Ketchikan International Airport fees on the town side will double starting July 1st to $2 a day. And airport parking on Gravina Island will go from $3 to $4 a day.
The Ketchikan Gateway Borough Assembly unanimously approved the recommended parking fee increase on Monday. Airport Manager Mike Carney told the assembly that the borough has struggled with parking for years.
“When we started the parking (fees), people were so upset that they had to pay for parking that the parking lot was empty for many years,” he said. “Now it’s full. All the time. Both sides. Today. People double-parked, tenants, double parked. Both sides. So, we need to do something about it.”
Carney said the fee increase will add about $60,000 a year to the airport’s revenue, but that’s not why increases are needed. He said airport parking is so cheap, people are using the lots to store their vehicles.
“’I don’t need a garage. I don’t need to ask Rodney to park my car at his house, because I can just pay $365 a year and leave it there all year long.’” He said. “It’s secure. Semi-secure. It’s got lights. Police patrol it. Good place to park.”
“Rodney” is Assembly Member Rodney Dial, who said nobody likes to increase parking fees. But, he said, the modest increase will help discourage people from using the lots as vehicle storage.
Assembly Member Judith McQuerry noted that current daily parking rates for the town-side lot are less than a bus ride.
“I’m tired of getting all of those Nixle notifications that the parking lot’s full,” she said. “I think this is needed and I appreciate the work of staff to give this a try.”
Nixle is an alert system used by local government to send notifications via text and email to residents who have signed up for the service.
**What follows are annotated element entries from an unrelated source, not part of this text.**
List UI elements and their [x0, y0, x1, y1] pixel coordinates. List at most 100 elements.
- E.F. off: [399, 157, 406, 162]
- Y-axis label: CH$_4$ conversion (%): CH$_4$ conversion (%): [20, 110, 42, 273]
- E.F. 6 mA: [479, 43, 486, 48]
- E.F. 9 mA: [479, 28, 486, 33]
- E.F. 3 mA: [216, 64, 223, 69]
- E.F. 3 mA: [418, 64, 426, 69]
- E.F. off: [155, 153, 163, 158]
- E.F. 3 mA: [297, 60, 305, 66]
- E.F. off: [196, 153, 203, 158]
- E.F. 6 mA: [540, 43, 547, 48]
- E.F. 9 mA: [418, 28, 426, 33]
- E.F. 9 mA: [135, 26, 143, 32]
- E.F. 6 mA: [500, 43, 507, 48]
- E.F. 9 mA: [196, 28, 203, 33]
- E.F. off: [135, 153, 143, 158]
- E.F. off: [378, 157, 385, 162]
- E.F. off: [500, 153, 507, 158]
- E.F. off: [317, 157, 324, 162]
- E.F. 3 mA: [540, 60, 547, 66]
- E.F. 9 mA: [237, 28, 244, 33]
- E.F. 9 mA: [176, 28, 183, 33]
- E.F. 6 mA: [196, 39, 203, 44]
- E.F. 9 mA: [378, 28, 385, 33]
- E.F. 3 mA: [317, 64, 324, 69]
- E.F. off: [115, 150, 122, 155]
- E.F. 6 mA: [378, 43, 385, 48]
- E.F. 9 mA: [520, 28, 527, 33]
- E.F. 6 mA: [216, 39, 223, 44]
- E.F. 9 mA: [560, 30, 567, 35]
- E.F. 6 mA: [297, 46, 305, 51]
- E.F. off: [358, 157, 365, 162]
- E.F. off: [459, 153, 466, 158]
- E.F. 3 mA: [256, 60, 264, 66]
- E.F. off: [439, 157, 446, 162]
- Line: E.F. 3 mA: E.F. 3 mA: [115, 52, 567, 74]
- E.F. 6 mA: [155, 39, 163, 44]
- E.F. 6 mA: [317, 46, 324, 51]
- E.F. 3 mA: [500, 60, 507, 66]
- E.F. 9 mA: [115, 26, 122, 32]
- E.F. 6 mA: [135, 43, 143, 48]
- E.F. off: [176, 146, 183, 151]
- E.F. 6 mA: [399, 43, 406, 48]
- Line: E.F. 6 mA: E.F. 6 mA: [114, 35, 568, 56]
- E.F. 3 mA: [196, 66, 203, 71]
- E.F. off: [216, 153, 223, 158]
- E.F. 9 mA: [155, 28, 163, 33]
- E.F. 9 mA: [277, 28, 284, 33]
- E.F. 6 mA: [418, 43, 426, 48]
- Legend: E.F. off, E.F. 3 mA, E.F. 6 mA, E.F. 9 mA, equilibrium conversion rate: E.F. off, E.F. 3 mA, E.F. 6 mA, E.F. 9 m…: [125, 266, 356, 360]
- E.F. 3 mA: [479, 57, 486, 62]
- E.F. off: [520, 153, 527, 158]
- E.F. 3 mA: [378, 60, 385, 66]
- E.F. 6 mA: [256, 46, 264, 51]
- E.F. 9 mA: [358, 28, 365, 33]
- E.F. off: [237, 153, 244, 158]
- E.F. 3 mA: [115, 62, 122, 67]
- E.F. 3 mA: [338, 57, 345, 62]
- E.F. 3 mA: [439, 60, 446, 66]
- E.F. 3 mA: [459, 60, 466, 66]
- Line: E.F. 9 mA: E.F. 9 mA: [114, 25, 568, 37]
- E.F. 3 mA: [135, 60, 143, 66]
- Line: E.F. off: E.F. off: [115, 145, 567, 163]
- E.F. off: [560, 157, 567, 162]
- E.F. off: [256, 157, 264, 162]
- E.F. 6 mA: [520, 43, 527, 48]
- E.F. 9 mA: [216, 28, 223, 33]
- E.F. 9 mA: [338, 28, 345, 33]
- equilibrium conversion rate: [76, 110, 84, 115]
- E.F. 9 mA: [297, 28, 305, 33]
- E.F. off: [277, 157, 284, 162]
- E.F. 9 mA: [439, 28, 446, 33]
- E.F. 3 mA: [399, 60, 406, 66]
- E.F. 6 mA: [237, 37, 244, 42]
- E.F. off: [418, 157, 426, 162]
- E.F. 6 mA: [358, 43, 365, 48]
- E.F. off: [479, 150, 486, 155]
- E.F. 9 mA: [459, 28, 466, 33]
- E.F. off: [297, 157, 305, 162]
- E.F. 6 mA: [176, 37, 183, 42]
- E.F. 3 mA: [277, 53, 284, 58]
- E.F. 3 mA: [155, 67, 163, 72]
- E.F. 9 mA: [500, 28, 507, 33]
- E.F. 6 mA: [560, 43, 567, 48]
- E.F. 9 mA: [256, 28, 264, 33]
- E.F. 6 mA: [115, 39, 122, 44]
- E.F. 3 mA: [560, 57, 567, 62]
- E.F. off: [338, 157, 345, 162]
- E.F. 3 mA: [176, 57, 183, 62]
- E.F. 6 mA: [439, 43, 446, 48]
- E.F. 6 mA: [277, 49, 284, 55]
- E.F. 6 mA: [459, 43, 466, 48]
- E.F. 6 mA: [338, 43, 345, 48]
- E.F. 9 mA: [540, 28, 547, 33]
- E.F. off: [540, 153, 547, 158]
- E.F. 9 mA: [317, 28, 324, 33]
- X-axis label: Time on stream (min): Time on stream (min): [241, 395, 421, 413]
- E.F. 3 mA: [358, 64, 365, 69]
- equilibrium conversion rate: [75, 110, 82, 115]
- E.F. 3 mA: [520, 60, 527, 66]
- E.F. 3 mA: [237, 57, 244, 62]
Also Monday, the assembly introduced an ordinance to dedicate 100 percent of the borough’s tobacco tax to local education. It will come back for a public hearing and second vote on April 1.
Currently, 85 percent goes to schools and the remaining 15 percent was to go toward a community tobacco cessation program. The borough wasn’t able to find a program to meet its needs.
If the ordinance is adopted, revenue collected and held for a cessation program will shift into the borough’s education fund, along with future tobacco tax revenue.
This report has been edited to correct an error.